La quasi totalité des rapports relatifs à l'Education nationale, tant externes, qu'internes, soulignent pourtant la mal-administration de l'Education nationale : processus de décision inadapté conduisant à une " carte des formations " (l'offre d'options, de classes préparatoires et de sections de BTS) aussi surdimensionnée qu'inéquitable ; réforme de la carte scolaire de manière aussi marginale que peu transparente ; calendrier et organisation des examens et concours peu coordonnées et peu rationnels, etc.

D'ailleurs, comme le reconnaît le ministère de l'Education nationale en réponse aux questions de votre rapporteur, " les rapports de l'inspection générale de l'administration de l'éducation nationale (IGAEN) font en général l'objet d'analyses qui restent cependant insuffisamment exploitées ".

L'IGAEN conclut d'ailleurs ainsi l'enquête destinée à mesurer l'impact de ces préconisations : " le bilan qu'il est possible de tirer est dans l'ensemble peu favorable. Un sur cinq des rapports de contrôle, d'évaluation ou de conseil a été suivi d'effets correspondant globalement aux préconisations de l'inspection générale, un sur trois a été utilisé partiellement ".

Certains exemples montrent pourtant qu'une réelle volonté politique permet rapidement des progrès substantiels.

Par exemple, le pourcentage total d'heures d'enseignement non assurées par insuffisance de remplacement d'enseignants absents aurait diminué, selon les estimations du ministère, de 7,4% lors de l'année scolaire 1996-1997, à 5,9% lors de l'année scolaire 1998-1999. De même, le problème des absences non remplacées d'examinateurs aux épreuves orales du baccalauréat en Ile-de-France, qui avait déclenché un émoi médiatique en juin-juillet 1999, semble avoir été largement résolu.

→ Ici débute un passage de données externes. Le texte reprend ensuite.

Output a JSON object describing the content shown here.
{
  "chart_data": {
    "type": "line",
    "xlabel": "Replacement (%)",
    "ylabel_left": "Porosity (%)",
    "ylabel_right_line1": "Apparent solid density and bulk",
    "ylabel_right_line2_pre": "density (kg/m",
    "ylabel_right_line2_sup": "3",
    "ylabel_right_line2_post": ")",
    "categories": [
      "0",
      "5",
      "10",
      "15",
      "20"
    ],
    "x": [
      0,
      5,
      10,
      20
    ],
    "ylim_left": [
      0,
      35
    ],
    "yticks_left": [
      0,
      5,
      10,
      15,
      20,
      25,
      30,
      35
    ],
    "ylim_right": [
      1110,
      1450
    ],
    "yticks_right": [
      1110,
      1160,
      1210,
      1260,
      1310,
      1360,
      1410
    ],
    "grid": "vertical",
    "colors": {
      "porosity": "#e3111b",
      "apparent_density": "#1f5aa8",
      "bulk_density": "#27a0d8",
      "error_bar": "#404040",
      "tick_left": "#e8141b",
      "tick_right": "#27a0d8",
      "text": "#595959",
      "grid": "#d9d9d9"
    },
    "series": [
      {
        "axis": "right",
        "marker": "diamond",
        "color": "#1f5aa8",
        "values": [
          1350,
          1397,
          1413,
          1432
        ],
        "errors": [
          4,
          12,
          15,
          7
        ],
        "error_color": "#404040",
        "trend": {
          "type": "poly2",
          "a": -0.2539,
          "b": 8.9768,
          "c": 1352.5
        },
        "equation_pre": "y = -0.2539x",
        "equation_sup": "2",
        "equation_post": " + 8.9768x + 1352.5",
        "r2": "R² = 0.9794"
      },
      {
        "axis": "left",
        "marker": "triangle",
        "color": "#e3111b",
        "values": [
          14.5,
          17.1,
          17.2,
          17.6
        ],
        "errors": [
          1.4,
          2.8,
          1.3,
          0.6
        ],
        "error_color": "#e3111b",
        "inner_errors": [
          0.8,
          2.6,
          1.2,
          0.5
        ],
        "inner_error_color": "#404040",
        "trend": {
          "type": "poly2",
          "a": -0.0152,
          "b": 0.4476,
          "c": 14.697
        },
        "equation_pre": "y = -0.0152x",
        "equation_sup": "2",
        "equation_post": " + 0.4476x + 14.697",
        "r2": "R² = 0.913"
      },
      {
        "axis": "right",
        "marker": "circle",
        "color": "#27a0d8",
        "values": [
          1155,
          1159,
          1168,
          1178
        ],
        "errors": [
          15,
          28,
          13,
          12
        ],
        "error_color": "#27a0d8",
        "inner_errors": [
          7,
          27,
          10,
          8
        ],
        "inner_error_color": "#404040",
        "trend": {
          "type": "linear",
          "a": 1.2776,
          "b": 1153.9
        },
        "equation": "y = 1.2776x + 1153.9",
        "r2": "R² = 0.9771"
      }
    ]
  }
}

2. Un exemple de mal-administration non traitée : les carences du dispositif médico-social en faveur des élèves

L'inspection générale des affaires sociales (IGAS) et l'inspection générale de l'administration de l'éducation nationale (IGAEN) ont rendu en février 1999 un rapport conjoint particulièrement alarmant relatif à l'organisation et au pilotage du dispositif médico-social en faveur des élèves.

Ce rapport soulignait notamment le " flou " des orientations ministérielles et " l'absence de vision d'ensemble de l'action médico-sociale " : le ministère " répond à l'urgence en traitant chaque problème au coup par coup ", et en publiant " une profusion de textes " formant un ensemble " peu lisible ", si bien que nombre de chefs d'établissement " confient qu'ils ont à peine le temps de lire ces textes jusqu'au bout, et rarement celui de s'interroger sur la suite qu'il convient de donner ". De même, le système produit une profusion de statistiques, mais " faute d'être exploitables, elles ne sont pas exploitées ".

Ce défaut de pilotage n'empêche par les personnels médico-sociaux (médecins, infirmiers, assistantes sociales, secrétaires médico-sociales) de se dévouer à leur tâche et de faire preuve preuve " d'initiatives foisonnantes ", mais, du coup, ces initiatives sont " fugaces ", peu évaluées, et les meilleures pratiques ne sont pas diffusées.

La mal-administration du dispositif conduit également à une " parcellisation des responsabilités " et à un défaut de coordination entre la sphère scolaire et le monde extra-scolaire, évidemment préjudiciable au suivi médico-social des élèves les plus en difficulté, ce phénomène étant d'ailleurs aggravé par la " désorganisation " des fonds sociaux.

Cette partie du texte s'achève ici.